# Non-Convergence of the XC functional in the sense of a Taylor series

When it comes to improving the accuracy of DFT calculations, there is a well known hierarchy:

• starting from LDA using $$E_{xc}[n]$$,
• proceeding with GGA and its $$E_{xc}[ n, \nabla n]$$ dependency
• and finally meta-GGAs with $$E_{xc}[ n, \nabla n, \nabla^2n~\text{or}~\nabla^2\phi_i]$$

I always wondered why higher order derivatives are not used but never really looked into it. Recently I heard from an expert in the field that it can be shown that $$E_{xc}[n]$$ can not converge in the sense of a Taylor series.

How? Why?

I just couldn't find more on this matter.

• I can't speak to any mathematical proof of this, but the development of density functionals is very ad hoc. GGA and meta-GGA functionals almost have to be more successful than LDA functionals because they have more parameters. As far as I have seen, the main reason to introduce a functional dependence on the gradient density is just that it introduces more parameters into the functional which can be used to address known physical shortcomings of DFT. So, I don't think there's any good reason to expect convergence. Oct 20 at 22:02

I agree with the comment by @jheindel. One issue is that the derivatives in GGA and meta-GGA functionals are not used like a Taylor series. The derivatives are used to obey more known constraints and to provide hooks to parameterize on.

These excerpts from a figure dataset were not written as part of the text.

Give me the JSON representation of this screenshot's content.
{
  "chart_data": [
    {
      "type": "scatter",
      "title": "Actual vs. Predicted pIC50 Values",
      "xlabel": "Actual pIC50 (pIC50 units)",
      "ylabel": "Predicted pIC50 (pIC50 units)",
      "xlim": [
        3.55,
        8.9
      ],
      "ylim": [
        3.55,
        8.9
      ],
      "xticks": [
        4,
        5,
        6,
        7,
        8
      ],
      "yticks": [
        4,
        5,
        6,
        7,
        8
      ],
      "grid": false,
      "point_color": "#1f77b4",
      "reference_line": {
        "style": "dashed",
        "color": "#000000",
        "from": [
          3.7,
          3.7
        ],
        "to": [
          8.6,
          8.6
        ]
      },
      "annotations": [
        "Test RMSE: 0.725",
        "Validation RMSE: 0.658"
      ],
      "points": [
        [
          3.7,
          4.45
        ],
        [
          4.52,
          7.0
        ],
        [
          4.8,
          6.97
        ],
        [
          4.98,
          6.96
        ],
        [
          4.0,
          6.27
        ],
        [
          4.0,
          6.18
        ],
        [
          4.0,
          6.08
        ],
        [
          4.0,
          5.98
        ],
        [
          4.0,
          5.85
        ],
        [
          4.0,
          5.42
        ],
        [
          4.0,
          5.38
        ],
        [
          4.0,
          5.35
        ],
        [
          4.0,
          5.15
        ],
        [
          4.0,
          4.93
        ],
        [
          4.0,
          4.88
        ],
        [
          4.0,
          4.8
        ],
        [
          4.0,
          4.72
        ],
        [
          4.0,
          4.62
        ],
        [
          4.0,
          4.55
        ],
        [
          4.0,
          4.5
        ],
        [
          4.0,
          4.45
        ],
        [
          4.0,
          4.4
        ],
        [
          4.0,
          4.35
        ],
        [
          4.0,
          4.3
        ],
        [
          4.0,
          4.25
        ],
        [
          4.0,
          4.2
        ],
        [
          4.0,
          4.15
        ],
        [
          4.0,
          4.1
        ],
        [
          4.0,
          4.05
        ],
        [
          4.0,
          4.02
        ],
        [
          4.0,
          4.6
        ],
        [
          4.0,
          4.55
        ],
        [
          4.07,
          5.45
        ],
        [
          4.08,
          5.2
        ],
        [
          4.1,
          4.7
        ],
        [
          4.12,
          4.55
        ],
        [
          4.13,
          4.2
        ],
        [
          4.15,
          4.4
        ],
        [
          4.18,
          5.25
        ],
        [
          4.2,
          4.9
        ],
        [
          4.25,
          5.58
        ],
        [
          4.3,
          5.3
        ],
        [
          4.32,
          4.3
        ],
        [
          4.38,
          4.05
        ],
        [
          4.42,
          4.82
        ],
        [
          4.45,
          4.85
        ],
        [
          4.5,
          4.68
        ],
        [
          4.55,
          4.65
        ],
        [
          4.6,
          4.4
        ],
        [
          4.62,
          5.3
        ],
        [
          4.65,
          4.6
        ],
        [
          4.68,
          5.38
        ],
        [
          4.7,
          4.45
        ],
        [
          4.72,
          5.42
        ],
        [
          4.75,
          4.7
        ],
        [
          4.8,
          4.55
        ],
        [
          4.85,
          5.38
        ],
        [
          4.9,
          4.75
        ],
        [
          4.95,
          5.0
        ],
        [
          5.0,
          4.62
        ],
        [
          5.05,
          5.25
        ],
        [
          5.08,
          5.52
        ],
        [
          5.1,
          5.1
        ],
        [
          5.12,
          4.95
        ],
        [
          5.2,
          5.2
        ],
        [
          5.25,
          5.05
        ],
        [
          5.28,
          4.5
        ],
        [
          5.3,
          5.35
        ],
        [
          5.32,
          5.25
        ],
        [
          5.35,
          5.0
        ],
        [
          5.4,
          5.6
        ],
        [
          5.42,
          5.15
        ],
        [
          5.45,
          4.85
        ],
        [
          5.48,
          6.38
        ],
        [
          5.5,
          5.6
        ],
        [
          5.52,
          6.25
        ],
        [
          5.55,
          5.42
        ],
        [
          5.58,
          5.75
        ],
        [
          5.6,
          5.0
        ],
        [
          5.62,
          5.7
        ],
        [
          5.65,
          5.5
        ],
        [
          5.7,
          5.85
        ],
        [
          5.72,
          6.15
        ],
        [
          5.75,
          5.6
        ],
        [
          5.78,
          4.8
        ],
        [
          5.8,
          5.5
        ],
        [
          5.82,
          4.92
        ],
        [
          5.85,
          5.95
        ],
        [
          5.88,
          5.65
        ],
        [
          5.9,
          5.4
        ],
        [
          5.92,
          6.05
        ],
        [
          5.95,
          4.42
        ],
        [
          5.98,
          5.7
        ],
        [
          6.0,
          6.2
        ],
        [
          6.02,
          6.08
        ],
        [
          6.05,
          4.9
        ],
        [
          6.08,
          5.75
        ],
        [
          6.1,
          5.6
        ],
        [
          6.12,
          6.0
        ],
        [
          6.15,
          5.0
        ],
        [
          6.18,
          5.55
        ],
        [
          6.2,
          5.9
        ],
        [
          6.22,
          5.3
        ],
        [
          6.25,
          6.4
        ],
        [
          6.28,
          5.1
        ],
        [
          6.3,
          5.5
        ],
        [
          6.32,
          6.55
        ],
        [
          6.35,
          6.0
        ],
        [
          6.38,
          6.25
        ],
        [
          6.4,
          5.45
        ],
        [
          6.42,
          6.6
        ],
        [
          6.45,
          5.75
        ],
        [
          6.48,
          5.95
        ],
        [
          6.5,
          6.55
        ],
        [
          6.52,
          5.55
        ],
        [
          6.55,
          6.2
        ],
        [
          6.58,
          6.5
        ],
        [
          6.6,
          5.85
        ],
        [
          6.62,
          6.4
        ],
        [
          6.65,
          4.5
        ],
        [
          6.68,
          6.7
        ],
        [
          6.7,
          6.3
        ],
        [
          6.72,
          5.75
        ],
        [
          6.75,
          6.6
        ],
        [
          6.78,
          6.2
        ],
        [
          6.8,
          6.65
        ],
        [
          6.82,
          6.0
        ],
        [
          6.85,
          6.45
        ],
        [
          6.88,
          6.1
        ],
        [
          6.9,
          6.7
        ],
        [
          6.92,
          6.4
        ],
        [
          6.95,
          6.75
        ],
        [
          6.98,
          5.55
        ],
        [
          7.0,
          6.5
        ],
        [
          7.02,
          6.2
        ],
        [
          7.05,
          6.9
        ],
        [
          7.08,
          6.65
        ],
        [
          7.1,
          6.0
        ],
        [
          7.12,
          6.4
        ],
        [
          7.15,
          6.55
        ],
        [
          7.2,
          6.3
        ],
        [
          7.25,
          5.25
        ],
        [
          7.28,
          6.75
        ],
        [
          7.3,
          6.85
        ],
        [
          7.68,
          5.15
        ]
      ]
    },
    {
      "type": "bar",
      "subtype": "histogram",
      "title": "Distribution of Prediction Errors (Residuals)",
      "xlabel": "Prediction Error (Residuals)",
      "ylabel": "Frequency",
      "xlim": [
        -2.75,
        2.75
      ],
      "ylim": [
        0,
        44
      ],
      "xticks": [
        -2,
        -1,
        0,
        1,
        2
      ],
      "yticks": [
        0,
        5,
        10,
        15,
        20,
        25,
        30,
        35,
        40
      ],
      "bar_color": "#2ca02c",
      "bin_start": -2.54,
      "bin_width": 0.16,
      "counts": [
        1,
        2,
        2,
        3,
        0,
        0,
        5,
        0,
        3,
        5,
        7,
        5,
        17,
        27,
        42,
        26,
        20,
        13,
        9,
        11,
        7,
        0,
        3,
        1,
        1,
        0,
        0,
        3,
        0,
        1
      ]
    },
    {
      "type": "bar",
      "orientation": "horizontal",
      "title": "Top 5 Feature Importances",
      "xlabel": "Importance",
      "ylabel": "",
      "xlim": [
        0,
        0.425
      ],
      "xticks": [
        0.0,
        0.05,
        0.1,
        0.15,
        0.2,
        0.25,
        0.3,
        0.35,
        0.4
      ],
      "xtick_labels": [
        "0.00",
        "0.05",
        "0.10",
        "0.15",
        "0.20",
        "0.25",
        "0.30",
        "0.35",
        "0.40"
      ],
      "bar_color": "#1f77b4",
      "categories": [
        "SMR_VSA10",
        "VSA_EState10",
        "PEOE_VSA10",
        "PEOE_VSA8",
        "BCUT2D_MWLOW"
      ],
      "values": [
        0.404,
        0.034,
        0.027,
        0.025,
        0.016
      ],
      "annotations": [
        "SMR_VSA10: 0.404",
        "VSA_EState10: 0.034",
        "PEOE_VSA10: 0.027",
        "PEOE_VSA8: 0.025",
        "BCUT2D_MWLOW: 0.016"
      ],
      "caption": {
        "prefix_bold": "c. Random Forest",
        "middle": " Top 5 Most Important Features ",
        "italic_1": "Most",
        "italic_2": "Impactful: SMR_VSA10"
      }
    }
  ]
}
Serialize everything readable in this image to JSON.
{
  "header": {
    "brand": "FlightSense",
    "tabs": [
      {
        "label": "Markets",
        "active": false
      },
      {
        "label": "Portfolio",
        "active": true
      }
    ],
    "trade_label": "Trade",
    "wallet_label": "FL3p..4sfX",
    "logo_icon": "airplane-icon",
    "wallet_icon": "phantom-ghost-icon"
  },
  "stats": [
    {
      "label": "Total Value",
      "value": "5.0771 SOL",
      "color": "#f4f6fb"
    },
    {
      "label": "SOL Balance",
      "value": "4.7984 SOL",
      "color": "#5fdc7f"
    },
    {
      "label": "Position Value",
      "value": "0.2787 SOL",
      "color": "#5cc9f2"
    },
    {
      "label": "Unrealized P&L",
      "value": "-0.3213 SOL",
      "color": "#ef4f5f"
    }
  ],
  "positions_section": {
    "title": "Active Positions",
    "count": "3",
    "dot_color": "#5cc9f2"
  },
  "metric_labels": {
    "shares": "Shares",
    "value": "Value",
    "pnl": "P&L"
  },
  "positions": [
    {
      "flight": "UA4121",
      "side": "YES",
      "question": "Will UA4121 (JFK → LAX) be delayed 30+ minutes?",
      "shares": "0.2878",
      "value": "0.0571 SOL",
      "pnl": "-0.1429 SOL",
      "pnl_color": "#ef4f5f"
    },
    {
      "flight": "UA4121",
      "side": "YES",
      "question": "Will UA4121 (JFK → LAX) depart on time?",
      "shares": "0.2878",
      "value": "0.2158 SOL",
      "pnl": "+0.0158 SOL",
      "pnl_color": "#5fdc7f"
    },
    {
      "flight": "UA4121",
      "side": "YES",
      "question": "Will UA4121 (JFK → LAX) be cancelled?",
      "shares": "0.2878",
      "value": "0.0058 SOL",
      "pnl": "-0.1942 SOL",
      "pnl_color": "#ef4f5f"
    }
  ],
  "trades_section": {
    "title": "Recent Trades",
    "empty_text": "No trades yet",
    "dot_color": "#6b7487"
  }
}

I'll now try to address the spirit of your question, supposing that the derivatives were used to construct a Taylor series. The Taylor series is used to approximate a function, the energy functional, in this case. As you know, the approximation improves with higher orders of terms in the series (assuming the Taylor series converges). However, that does not mean that the function that is being approximated is actually correct.

Concretely: constructing a Taylor expansion for the exchange-correlation functional of a homogenous electron gas would simply yield better and better approximations of the energy functional for a homogeneous electron gas, which is still incorrect. That is, $$E_{xc}^{\mathrm{HEG}}[n^\mathrm{exact}] \neq E_{xc}^\mathrm{exact}$$ except for the case of the homogenous electron gas.

It's somewhat ambiguous to talk about approximating the XC energy as a Taylor expansion. A Taylor expansion is a series involving a fixed number of variables, and contains successively higher (non-negative integer) powers of the variables. But the hierarchy that you mentioned involves an increasing number of variables, where each variable is a successively higher order derivative of the density, and the density derivatives can enter the expression in arbitrary forms (fractional powers, exponentials, logarithms, trigonometric functions, ...). The latter is obviously quite different from a Taylor expansion.

In fact, if the XC energy is not restricted to a single spatial integral, but is allowed to take the following double integral form

\begin{align} E_{xc} = \int f\left(\int g(\mathbf{r},\mathbf{r'},n(\mathbf{r})) d\mathbf{r}\right)d\mathbf{r'} \tag{1} \end{align}

then the exact XC energy is recovered already at the LDA level (!). The reason is simple: express both integrals as infinite sums, so that the formula resembles a single-layer neural network with an infinite number of neurons, where $$f$$ is the activation function. Then invoke the Universal Approximation Theorem. QED.

Of course, most of the time we are talking about the single integral form

\begin{align} E_{xc} = \int \epsilon(n(\mathbf{r}),\nabla n(\mathbf{r}),\ldots) d\mathbf{r} \tag{2} \end{align}

(give or take a factor $$n(\mathbf{r})$$ in front of $$\epsilon$$, depending on the convention). While I'm not sure if the result will not converge at all when the maximum order of gradient approaches infinity, it's easy to construct examples where the result converges to a wrong value. Consider two infinite potential wells, each containing a helium atom. Now we place these two wells at a non-zero but finite distance with each other, and ask what will be the interaction energy of the two helium atoms, before the electronic densities have time to change due to the interaction. A semilocal functional, which only involves the density and its (arbitrary order) derivatives, will yield a zero interaction energy, since the density and its derivatives at an arbitrary point in one of the wells are not altered by the mere act of placing the two wells together. However, the real interaction energy is negative, due to the dispersion interaction between the helium atoms. This proves that semilocal functionals can never be exact, and when we push the accuracy sufficiently far, non-local terms like VV10 correlation must be included.